Tras varias semanas de sequía en el blog aquí comienzo el nuevo año con ganas e interés por seguir adelante, bajo ese propósito de seguir en el camino, con los sentidos abiertos para vivir las experiencias que me traiga, que os comenté en el último post, http://elcuentocomoherramienta.blogspot.com.es/2012/12/un-ciclo-se-cierra-para-dar-paso-otro.html.
Por ahora en lo que al blog se refiere me ha traído algo de sequía, sentarme delante del papel y… a esperar; dejarlo para otro día, eso que llaman el bloqueo del escritor, pues me ha tocado en estos días.
En estos momentos es cuando se plantean muchas dudas, ¿para qué seguir? ¿y si estos no es lo mío? ¿igual me viene grande esta aventura?
La sensación de frustración y cierto miedo ante la linde del abismo recorren mi cuerpo, incluso puedo sentir escalofríos. Mi cabeza se puede ver desbordada por “lo dejo, puedo elegir en todo momento qué hacer, así que lo dejo”.
¿Os ha pasado alguna vez?
La parte de puedo elegir la tengo muy interiorizada, y más desde que he introducido que si decido no dejar cosas que me hacen sentir insatisfecha es porque no estoy preparada para las consecuencias o son más duras que seguir insatisfecha, al menos en el momento que lo valoro lo veo así.
Si os acordáis en un post hablé de mi arroz con leche. Como me acuerdo de las primeras veces que lo hice, nuestra relación no empezó especialmente bien. La primera vez cocí arroz en leche, el arroz era largo y no hubo forma de que cuajará. En la segunda algo aprendí, usar arroz del que se pasa, la leche la calculé mal y quedó algo empedrado, vaya si se lanzaba daba golpe… Así poco a poco fue cambiando medidas de arroz y leche hasta conseguir crema de arroz con leche.
De mi relación y experiencia del arroz con leche he aprendido muchas cosas hoy voy a hablarte del destino final.
El objetivo final aparentemente era aprender a hacer arroz con leche, ¿fácil no?
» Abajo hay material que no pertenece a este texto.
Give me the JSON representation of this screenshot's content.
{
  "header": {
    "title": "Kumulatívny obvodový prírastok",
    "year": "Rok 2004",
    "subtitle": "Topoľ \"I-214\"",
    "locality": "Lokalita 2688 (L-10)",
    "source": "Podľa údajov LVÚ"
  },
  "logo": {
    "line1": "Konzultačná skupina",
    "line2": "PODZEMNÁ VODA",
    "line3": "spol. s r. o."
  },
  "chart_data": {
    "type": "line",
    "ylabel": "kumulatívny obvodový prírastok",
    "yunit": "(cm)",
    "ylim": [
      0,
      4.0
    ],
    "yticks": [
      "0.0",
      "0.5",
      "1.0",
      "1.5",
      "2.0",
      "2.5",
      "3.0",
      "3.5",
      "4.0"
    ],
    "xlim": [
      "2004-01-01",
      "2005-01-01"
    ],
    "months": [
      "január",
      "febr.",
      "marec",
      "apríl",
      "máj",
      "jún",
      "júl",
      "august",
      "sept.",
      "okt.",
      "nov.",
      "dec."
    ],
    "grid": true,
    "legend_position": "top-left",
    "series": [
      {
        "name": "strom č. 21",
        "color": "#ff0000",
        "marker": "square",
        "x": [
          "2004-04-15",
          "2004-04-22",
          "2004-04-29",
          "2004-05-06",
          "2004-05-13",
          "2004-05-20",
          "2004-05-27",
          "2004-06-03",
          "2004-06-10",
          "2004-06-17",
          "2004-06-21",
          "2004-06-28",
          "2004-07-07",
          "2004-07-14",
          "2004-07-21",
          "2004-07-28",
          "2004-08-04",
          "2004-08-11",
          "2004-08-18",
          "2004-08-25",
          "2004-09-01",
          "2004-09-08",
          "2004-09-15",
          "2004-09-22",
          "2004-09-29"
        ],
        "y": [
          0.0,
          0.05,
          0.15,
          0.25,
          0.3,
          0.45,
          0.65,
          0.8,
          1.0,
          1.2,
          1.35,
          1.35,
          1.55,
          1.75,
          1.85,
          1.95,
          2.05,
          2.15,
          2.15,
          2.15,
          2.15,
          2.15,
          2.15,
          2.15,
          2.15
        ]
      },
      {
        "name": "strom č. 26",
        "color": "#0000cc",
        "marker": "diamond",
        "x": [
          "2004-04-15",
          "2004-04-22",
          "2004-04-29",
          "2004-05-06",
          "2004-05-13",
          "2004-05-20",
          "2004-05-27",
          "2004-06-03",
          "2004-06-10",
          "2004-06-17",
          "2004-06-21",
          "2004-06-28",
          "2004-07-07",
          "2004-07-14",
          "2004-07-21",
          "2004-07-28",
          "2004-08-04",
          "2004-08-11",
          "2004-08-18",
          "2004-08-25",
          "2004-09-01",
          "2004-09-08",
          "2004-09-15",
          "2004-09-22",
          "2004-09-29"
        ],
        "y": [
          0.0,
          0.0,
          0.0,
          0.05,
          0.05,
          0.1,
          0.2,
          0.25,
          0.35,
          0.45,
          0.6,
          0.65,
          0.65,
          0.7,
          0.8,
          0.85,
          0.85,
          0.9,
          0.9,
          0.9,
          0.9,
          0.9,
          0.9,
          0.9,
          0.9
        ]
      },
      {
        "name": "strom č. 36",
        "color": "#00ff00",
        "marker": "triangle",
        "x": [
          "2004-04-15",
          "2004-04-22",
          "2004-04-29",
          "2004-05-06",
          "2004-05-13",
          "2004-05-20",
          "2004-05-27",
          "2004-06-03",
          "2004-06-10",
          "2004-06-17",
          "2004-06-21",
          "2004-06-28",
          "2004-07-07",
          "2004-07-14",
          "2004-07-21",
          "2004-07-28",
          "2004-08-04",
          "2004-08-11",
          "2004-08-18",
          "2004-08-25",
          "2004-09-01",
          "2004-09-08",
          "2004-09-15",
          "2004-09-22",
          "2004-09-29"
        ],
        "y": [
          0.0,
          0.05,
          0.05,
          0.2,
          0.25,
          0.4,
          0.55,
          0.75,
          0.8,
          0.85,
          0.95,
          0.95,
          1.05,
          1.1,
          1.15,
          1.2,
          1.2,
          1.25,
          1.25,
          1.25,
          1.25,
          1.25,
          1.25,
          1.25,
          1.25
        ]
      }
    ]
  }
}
Hoy, desde donde me encuentro veo muy nítido que era mucho más y ese mucho más es el que me dio la fuerza para seguir, para avanzar.
Tocaba uno de mis valores "la familia", desde una perspectiva distinta, desde el lugar en el que a mí me permite dar a personas que me han regalado tanto. Es motivo suficiente para vincular una sencilla receta de cocina conmigo, ante cada obstáculo, desaliento y desánimo mirar hacia ahí me hace levantarme y continuar.
En más ocasiones he sentido este vínculo tan estrecho entre el destino y yo, es una sensación que inunda mi cuerpo, me hace emocionarme al sentirlo, da sentido a lo que hago y es la mano a la que me agarro para seguir.
Quizás me puedo aventurar a decir que de ahí nace la "fuerza de voluntad" que reside en la conexión de aquello que se hace con los valores que nos mueven a la acción.
Así, tras la sequía viene el caudal que nutre y moja el terreno para hacerlo rebrotar.
Te invito a que reflexiones, ¿qué te mueve a la acción?